The spotlight increasingly thrust on school bullying spilled onto the gridiron, hallowed ground in Texas.

Aledo’s 91-0 victory over Fort Worth Western Hills last Friday prompted one Western Hills parent to file a bullying complaint against the Aledo coaching staff.

State law mandates an investigation whenever a bullying complaint is filed, and on Wednesday, the Fort Worth Star-Telegram reported that school officials cleared Aledo coach Tim Buchanan of the complaint.

“I think coach Buchanan is a classy individual,” Copperas Cove head coach Jack Welch said. “He did a great job. The bullying here is from the parent.”

The blowout drew national attention, but it did not appear that Aledo intentionally ran up the score. Buchanan, a 1979 Killeen High School graduate, benched his first-team offense after 21 plays, a running clock was implemented in the third quarter and Aledo quarterbacks combined to throw only 10 passes.

Welch said if Buchanan’s actions were a detriment to any team, it was Aledo.

He said keeping starters in the game for only 21 plays doesn’t help Aledo, the

No. 1 team in the latest Texas Associated Press Class 4A high school football poll, prepare for an extended playoff run.

“To be quite frank, I don’t think he was preparing his team, because he is going to be in a chase for the state title,” Welch said. “Each week is so crucial to work your skill set and your plays for precision, and 21 plays does not give you an ample amount of time to do that. He could have kept his No. 1 people in there and worked different plays, but because he was concerned about the other team, he pulled his starters out.”

Dominant team

In four District 7-4A games this season, Aledo outscored opponents 336-30 and managed to score at least 77 points per contest.

Fort Worth South Hills put up the biggest fight. Aledo won that game 77-16.

Thirty-five of Aledo’s points against Western Hills came in the second half with non-starting players on the field.

Harker Heights coach Jerry Edwards said touchdowns that come off turnovers skew the score and feels Buchanan did what he could against district opponents that are perceived as weaker.

“Aledo is just in a class above down there,” Edwards said. “They’ve got a well-established program, a one-horse town going into an inner city, big school district such as Fort Worth, it doesn’t surprise me.”

Killeen head coach Sam Jones said Buchanan also feels he did everything he could, but since Aledo’s backups play hard when they get an opportunity, lopsided scores can happen.

Jones said it is important for players to always give it their best.

“I tell our kids all the time, we’re big boys and we’re playing a big game,” Jones said. “We just got to continue to play hard. If we play hard, (a lopsided loss) wouldn’t happen to us.”

Ellison head coach Trent Gregory said all he knew of the situation was what he read, so he couldn’t judge what happened on the field.

Gregory said there are ways to call plays that avoid the impression of one team running the score up on another when backups are in the game.

“You have kids that are on your team that practice hard everyday, do everything you ask them to do and their role may be that of a backup player,” Gregory said. “When they have an opportunity to go out and play, you want those kids to go and contribute. That’s my opinion on it.”

Life lessons

Gatesville coach Kyle Cooper thinks that one of the reasons people get into coaching is to have a lasting effect on the lives of players and teach them life lessons through sports.

Cooper said that blowout losses could help players learn things that will serve them after they play their last game.
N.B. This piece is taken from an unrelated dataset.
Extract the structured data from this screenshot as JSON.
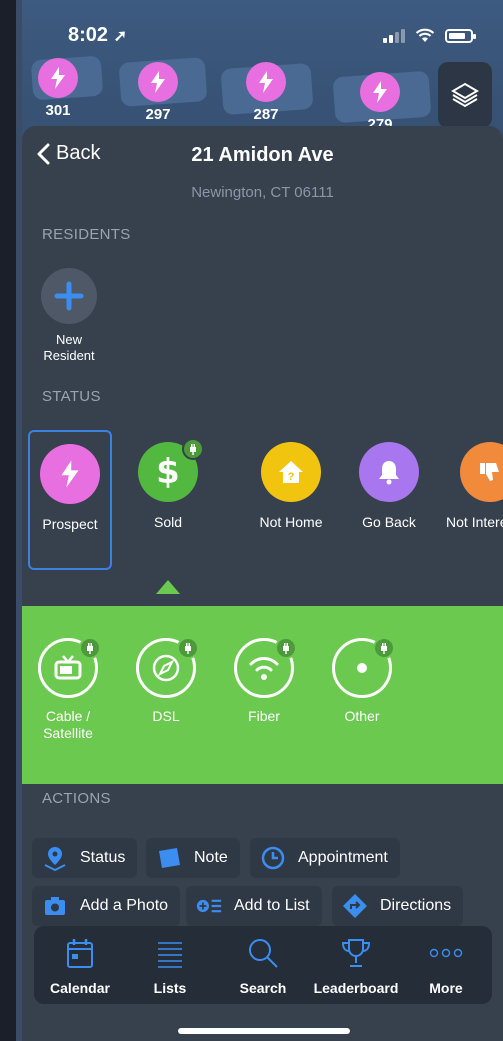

“It teaches you in life that you’ve got to get up and you’ve got to keep going,” Cooper said. “You got to learn how to get up off the mat. The old cliché says everybody gets knocked down, it’s how you get back up that matters.”

Florence coach Paul Smith said that although his team has lost games by wide margins this season, he doesn’t believe other teams have intentionally run up the score on the Buffaloes. He thinks Buchanan did everything he could to handle the situation last week.

The fact that the complaint was filed by one parent and members of the Western Hills coaching staff did not object to Buchanan’s game management make it seem like only the vocal minority had an issue with the score.

“There’s idiots all over the place, there’s no shortage of them,” Smith said. “If you tell players to not play hard,” they could get hurt playing football, he added.

Brian Bradley, Jordan Mason and Clay Whittington contributed to this report.

(2) comments


In my experience (played football and other competitive sports, worked as sports journalist for a small-town paper), the biggest concern over a blowout like this is kids getting hurt. There are often wilder plays, less concern for safety as the game goes on. When the contest is no longer in doubt, less experienced players are on the field, which often leads to unnecessary injury.

I've often pushed for the implementation of a "mercy rule" (which some levels of football now have, in some states), where the game ends once the score disparity reaches a certain point.

Bullying, while a real concern, isn't relevant to this issue. There should be a penalty for misusing the bully-reporting system, as this parent clearly did.


some parents need to get over themselves.